И вообще, что значит “впервые в жизни”? Разве он не получает кайф со мной? С детьми?
Меня охватывает жуткая безнадега и бессилие, и я понимаю, что не в состоянии ничего ему объяснить. Что я не желаю ограничивать близость рамками пятидневного отпуска, хочу, чтобы он меньше думал о работе и больше обо мне, и никак не могу пережить историю с Сюзи Марголис. Что ревную к Эдит Берри, боюсь состариться и потерять остатки привлекательности, ненавижу его одурелое прилипание к телевизору и скучаю по тем Джули и Майклу, которые занимались любовью до предрассветного щебетания воробьев.

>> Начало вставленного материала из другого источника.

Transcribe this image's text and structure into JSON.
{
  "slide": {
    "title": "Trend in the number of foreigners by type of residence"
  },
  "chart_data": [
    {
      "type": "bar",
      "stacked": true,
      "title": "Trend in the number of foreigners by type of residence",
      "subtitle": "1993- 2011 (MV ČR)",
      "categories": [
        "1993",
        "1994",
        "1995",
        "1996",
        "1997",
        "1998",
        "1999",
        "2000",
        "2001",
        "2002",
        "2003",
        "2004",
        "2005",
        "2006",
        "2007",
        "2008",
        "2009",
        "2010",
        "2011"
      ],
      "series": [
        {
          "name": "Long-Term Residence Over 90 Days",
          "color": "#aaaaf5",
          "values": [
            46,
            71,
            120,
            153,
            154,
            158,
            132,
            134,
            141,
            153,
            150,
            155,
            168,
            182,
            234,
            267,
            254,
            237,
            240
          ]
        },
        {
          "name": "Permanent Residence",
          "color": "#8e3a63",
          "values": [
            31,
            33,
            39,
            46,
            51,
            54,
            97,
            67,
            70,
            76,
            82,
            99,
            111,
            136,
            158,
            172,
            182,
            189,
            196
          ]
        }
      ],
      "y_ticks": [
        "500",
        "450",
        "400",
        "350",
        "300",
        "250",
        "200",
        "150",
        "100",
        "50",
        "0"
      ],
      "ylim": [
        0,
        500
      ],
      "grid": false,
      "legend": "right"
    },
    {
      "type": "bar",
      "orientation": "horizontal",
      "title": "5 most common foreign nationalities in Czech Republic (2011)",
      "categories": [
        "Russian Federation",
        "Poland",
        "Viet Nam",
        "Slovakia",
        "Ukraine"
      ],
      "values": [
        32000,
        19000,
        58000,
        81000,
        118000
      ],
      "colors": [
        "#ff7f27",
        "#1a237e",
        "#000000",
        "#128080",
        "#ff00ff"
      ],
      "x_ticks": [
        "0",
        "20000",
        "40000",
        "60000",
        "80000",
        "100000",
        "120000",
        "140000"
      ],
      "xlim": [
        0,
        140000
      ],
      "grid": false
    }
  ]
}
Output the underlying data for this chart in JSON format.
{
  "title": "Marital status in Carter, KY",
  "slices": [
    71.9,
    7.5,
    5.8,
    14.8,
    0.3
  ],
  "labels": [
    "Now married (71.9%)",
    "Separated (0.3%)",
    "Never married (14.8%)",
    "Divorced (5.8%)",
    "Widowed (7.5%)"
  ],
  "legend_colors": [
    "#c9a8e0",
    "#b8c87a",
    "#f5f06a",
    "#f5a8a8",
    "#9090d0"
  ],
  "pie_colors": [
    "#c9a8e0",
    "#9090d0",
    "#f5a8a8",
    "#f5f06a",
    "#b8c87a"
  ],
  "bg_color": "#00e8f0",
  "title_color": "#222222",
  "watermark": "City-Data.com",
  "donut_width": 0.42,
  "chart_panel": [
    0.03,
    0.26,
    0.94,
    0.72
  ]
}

Мы не записались ни к Мирне Делорио, ни на другие занятия и больше ни разу не обращались к доктору Фенестре.
Нет блокнота.
Вот первое, что я замечаю, войдя в “Сотто Воче” с портфелем, полным бумаг по картине Мендельсона. Перед Эваном нет ни блокнота, ни тетрадки, ничего делового, только стакан воды со льдом. Я пытаюсь не обращать внимания на вину, шевелящуюся на периферии сознания. Но я-то с портфелем, напоминаю я себе. Пришла работать.
Сказав Майклу, что иду в “Сотто Воче” на заседание комитета, я не совсем кривила душой. Мы с Эваном и правда состоим в комитете и встречаемся по делу. Значит, у нас, по сути, заседание комитета, верно же? Так или иначе, мой муж отнюдь не был против. “Внезаконники” сегодня играют в Браунсбергской публичной библиотеке, поэтому – при условии, что я найду няню, – Майклу безразлично, куда я денусь. Подозреваю, что ему так даже спокойнее, ведь у нас обоих в голове целый гроссбух, куда скрупулезно внесены все услуги и одолжения друг другу, где дотошно учтена каждая привилегия. А если мы оба вечером чем-то заняты вне семьи, получается дашь на дашь. Никто никому ничем не обязан.
Когда к нам подходит официант, чтобы принять заказ, с обсуждением панно Мендельсона покончено. Я не уверена, что мы еще хоть раз вспомним о нем за ужином, но все же оставляю на столе блокнот и ручку – сомнительное свидетельство того, что мы здесь по делу.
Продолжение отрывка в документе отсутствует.